Clearly, the number of trailing zeroes is simply the exponent of the 5's in the prime factorization of (10^n)!. If we go by from 1 to 10^n in the expansion of (10^n)! (1234...10^n) and write down the exponent of the greatest power of 5 that divides each number, we notice that 4 in every 25 numbers in the series has a 1, 4 in every 125 has a two, and so on.

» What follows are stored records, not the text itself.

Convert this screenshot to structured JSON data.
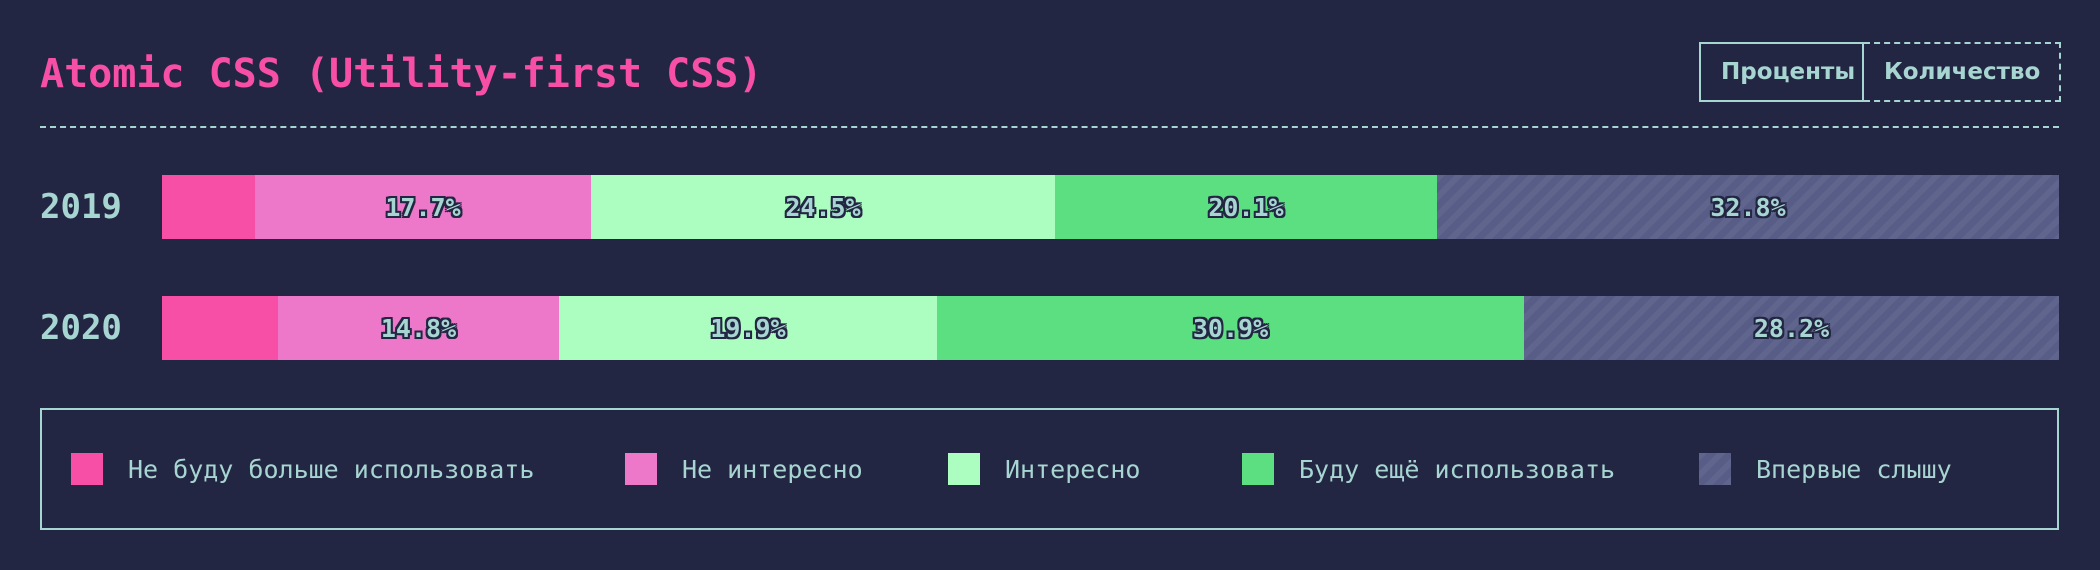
{
  "chart_data": {
    "type": "bar",
    "orientation": "horizontal",
    "stacked": true,
    "title": "Atomic CSS (Utility-first CSS)",
    "categories": [
      "2019",
      "2020"
    ],
    "series": [
      {
        "name": "Не буду больше использовать",
        "color": "#f74ea6",
        "values": [
          4.9,
          6.1
        ],
        "labels": [
          "",
          ""
        ]
      },
      {
        "name": "Не интересно",
        "color": "#ed77c9",
        "values": [
          17.7,
          14.8
        ],
        "labels": [
          "17.7%",
          "14.8%"
        ]
      },
      {
        "name": "Интересно",
        "color": "#abfdc0",
        "values": [
          24.5,
          19.9
        ],
        "labels": [
          "24.5%",
          "19.9%"
        ]
      },
      {
        "name": "Буду ещё использовать",
        "color": "#5bdf81",
        "values": [
          20.1,
          30.9
        ],
        "labels": [
          "20.1%",
          "30.9%"
        ]
      },
      {
        "name": "Впервые слышу",
        "color": "#585d87",
        "values": [
          32.8,
          28.2
        ],
        "labels": [
          "32.8%",
          "28.2%"
        ],
        "pattern": "diagonal-stripes"
      }
    ],
    "value_unit": "%",
    "xlim": [
      0,
      100
    ],
    "grid": false,
    "legend_position": "bottom"
  },
  "toggle": {
    "percent_label": "Проценты",
    "count_label": "Количество",
    "active": "percent"
  },
  "colors": {
    "background": "#232642",
    "accent": "#f74ea6",
    "text": "#a7d5d2"
  }
}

This allows us to make the following approximation for the exponent of the 5's:

4/25 * 10^n +2 * 4/125 * 10^n... = 4 * 10^n * [1/25+2/125+3/625...]

We can evaluate [1/25+2/125+3/625...] pretty easily:

5S= [1/5+1/25...] + [1/25+1/125...]+...

5S=1/4 + 1/20 + 1/100...

S=1/16

Which shows that we'll get about 10^n/4 trailing zeroes. As n becomes larger, the first few terms will become more accurate (percentage wise) because the error is within a certain range. I'll give an example:

   Let's say I'm looking at the 4/25 * k term (where k! is the number you are trying to find the trailing zeroes for). If n is small, say 35, this term is 5.6 (when we wanted 6). If n is large, say 20,035, we get 3205.6 (when we wanted 3206). As you can see, adding 25's makes no difference to the error, but adding 1-24 does. This means that the error, percentage wise, becomes less as n becomes large! The same concept can be applied to the 4/125 * k  term, and the accuracy for each term goes up.

So for a large n, the result of the approximation becomes more accurate. Your observation was mostly true :)

Dylan Pentland - 6 years, 4 months ago

Perhaps we should notice that they are to do with 5. From 10/ 5 = 2, 1000/ 5 = 200, 10000/ 5 = 2000 and 100000/ 5 = 20000, the rough idea is there.